三大経営資源は事業を動かす材料
三大経営資源とは、企業が商品やサービスを生み出すために使う「ヒト・モノ・カネ」をまとめた考え方です。
料理にたとえるなら、優れた料理人だけいても、食材や調理器具、仕入れ代がなければ店は回りません。反対に、立派な厨房と十分な資金があっても、それを使いこなす人や運営の仕組みが弱ければ成果は続きません。経営では、資源の量よりも組み合わせ方が問われます。
ヒト・モノ・カネが指すもの
| 経営資源 | 主な内容 | 企業分析で見る例 |
|---|---|---|
| ヒト | 従業員、経営者、知識、技能、組織文化 | 採用・離職、人材育成、経営陣、研究開発力 |
| モノ | 工場、店舗、機械、在庫、システム、技術 | 設備投資、生産能力、稼働率、在庫の増減 |
| カネ | 現預金、借入金、株主資本、事業で得た利益 | キャッシュフロー、財務余力、資金調達、投資配分 |
「モノ」は有形物だけとは限りません。ソフトウェアや特許など、事業に使う無形の基盤を含めて考える場合もあります。
三つは循環して増減する
経営資源は独立していません。資金を使って人を採用し、設備やシステムへ投資する。そこで働く人が商品を生み、売上と利益が出れば、次の採用や設備投資に回せます。うまく回れば資源が成果を生み、その成果が新しい資源になります。
逆に、大きな工場を造っても受注が少なければ固定費が重くなります。人件費を抑えすぎれば、退職やサービス低下を通じて売上を傷つけるかもしれません。現金をためるだけで成長投資をしなければ、競争力を失うこともあります。多ければ安心、少なければ危険という単純な話ではありません。
投資家は「成果への変換」を見る
決算書では、設備や現預金、借入金などは比較的見つけやすい項目です。人材の経験、チームワーク、顧客との関係は同じようには数値化できません。そのため、財務諸表に加えて、有価証券報告書や統合報告書にある人材方針、従業員数、離職、研究開発、設備投資の説明も手掛かりになります。
見る順番は次の三つで十分です。
- 会社は何の資源にお金を使っているか
- その投資は売上、利益、キャッシュの改善につながったか
- 改善は一時的ではなく続きそうか
たとえば採用を増やした年は、先に人件費が増えて利益率が下がることがあります。そこで「利益率が下がったから失敗」と即断せず、新規顧客や生産能力が後から伸びているかを確認します。成果が出るまでの時間差も、経営資源を見るうえで欠かせません。
「情報」を加える考え方もある
三大経営資源は理解しやすい反面、現代企業の強みをすべて説明できる分類ではありません。顧客データ、ブランド、特許、ノウハウ、取引先との信頼、使える時間などを「情報」や「知的資産」として別に扱う考え方もあります。

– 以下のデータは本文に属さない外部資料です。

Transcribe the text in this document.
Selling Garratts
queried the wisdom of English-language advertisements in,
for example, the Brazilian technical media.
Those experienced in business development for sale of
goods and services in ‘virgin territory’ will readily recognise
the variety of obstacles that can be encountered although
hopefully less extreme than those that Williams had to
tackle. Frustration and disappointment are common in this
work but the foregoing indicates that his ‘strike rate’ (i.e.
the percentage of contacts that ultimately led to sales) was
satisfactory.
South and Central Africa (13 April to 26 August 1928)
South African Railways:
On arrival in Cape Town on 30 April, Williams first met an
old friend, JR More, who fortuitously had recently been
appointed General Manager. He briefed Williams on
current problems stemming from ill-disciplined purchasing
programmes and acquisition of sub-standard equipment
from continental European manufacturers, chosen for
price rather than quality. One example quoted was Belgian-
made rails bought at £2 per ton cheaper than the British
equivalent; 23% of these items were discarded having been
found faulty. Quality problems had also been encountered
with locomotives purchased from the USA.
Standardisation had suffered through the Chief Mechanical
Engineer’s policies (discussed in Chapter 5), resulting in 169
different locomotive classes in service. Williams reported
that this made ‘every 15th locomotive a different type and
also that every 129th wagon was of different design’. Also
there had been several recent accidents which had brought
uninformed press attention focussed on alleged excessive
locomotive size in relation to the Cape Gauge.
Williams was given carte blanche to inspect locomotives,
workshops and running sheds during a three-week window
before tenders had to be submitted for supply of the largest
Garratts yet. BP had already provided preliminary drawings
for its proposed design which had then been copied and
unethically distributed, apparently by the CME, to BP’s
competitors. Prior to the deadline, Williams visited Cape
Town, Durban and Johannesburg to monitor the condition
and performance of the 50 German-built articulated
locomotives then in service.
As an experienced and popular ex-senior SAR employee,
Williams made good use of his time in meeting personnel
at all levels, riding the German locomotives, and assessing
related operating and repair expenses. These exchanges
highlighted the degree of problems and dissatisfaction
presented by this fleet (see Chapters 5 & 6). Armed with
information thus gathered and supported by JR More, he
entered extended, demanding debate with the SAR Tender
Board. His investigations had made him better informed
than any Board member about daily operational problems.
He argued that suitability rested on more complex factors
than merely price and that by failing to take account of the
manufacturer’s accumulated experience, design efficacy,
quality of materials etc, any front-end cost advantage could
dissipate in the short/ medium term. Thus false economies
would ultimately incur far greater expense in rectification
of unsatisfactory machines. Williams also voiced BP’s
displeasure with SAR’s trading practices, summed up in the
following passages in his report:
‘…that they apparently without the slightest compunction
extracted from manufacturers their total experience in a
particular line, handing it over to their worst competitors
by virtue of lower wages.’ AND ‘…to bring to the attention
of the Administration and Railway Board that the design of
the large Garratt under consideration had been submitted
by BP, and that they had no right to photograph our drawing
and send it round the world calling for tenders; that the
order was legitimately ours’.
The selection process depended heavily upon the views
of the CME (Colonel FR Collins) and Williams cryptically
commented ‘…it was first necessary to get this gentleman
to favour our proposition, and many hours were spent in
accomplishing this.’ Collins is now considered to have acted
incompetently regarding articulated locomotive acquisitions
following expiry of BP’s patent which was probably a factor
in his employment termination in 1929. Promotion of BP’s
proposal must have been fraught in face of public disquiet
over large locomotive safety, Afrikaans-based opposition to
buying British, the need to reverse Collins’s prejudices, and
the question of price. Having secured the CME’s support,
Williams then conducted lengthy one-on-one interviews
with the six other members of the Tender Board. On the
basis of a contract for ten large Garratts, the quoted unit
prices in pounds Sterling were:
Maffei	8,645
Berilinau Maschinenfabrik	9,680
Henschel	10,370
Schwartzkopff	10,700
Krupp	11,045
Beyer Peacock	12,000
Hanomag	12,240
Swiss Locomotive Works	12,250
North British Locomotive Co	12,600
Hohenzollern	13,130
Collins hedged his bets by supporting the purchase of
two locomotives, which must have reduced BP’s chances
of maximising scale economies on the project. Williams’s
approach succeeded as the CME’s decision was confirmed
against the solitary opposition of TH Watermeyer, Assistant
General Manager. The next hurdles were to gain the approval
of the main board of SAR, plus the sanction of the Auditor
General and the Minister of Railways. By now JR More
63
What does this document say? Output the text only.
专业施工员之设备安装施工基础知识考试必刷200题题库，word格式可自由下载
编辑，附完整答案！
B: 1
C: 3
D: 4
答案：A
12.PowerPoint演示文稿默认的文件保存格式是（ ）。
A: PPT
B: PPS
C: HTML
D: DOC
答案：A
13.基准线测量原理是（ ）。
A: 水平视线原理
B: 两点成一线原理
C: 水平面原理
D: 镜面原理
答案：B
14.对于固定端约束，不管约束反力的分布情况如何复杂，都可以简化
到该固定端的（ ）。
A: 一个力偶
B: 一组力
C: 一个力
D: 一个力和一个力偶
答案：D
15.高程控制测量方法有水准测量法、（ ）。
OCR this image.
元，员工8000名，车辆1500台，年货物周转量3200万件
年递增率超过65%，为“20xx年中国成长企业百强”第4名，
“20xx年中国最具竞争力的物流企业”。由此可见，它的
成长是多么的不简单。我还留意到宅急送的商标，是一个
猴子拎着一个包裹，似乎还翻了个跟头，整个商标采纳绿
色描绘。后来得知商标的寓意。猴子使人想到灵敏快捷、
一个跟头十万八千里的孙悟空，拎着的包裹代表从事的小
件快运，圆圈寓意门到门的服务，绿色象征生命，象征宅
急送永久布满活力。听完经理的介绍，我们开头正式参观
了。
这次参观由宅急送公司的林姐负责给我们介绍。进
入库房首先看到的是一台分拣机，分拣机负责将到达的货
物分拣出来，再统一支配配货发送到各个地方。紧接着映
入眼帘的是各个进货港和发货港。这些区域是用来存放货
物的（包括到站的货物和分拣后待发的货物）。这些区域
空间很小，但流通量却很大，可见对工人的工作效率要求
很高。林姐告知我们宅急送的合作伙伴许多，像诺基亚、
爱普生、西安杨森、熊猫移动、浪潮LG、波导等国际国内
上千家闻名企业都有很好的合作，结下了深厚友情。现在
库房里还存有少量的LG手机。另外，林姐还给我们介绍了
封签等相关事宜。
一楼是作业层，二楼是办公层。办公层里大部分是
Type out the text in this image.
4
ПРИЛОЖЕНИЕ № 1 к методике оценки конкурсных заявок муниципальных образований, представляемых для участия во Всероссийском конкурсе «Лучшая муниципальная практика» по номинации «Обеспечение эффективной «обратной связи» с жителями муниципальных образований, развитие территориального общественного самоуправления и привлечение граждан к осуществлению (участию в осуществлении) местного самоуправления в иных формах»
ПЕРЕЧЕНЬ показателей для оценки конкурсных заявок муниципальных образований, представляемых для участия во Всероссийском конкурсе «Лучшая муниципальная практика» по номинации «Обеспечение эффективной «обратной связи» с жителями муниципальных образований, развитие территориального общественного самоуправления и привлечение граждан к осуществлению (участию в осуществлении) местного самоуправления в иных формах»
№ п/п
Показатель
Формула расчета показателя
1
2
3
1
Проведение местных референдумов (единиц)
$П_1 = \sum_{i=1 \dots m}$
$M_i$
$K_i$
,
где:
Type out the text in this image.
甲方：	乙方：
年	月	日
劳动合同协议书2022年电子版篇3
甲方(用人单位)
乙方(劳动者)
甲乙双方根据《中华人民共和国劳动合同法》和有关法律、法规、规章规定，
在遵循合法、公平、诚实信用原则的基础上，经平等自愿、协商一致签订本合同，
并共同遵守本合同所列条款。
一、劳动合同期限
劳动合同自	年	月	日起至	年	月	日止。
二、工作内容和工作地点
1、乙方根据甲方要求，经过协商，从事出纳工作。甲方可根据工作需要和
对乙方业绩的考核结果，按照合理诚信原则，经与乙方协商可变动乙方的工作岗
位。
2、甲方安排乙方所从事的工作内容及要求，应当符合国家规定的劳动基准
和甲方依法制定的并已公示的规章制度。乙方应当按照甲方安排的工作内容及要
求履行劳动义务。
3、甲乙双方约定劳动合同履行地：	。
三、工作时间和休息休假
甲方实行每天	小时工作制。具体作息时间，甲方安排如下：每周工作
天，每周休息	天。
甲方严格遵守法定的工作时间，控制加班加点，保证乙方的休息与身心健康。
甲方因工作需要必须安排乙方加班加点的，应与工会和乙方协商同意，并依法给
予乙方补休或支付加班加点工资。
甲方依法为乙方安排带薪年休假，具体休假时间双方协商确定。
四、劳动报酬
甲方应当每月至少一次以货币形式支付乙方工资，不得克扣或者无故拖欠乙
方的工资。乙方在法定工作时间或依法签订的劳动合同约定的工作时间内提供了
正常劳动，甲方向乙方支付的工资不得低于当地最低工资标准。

とくにソフトウェアやサービス企業では、大規模な工場を持たなくても、人材と情報の組み合わせが競争力になります。「三つに当てはめれば分析完了」ではなく、事業ごとに価値の源泉を探すための入口として使うのが実用的です。
まとめ
三大経営資源は、企業活動を「ヒト・モノ・カネ」に分けて捉える基本的な枠組みです。投資で見るなら、保有量の多さより、経営陣が資源を適切に配分し、継続的な利益とキャッシュへ変えているかを確かめます。数字に出やすい資産と、数字になりにくい人材・情報の両方を見ると、企業の強みと弱みをつかみやすくなります。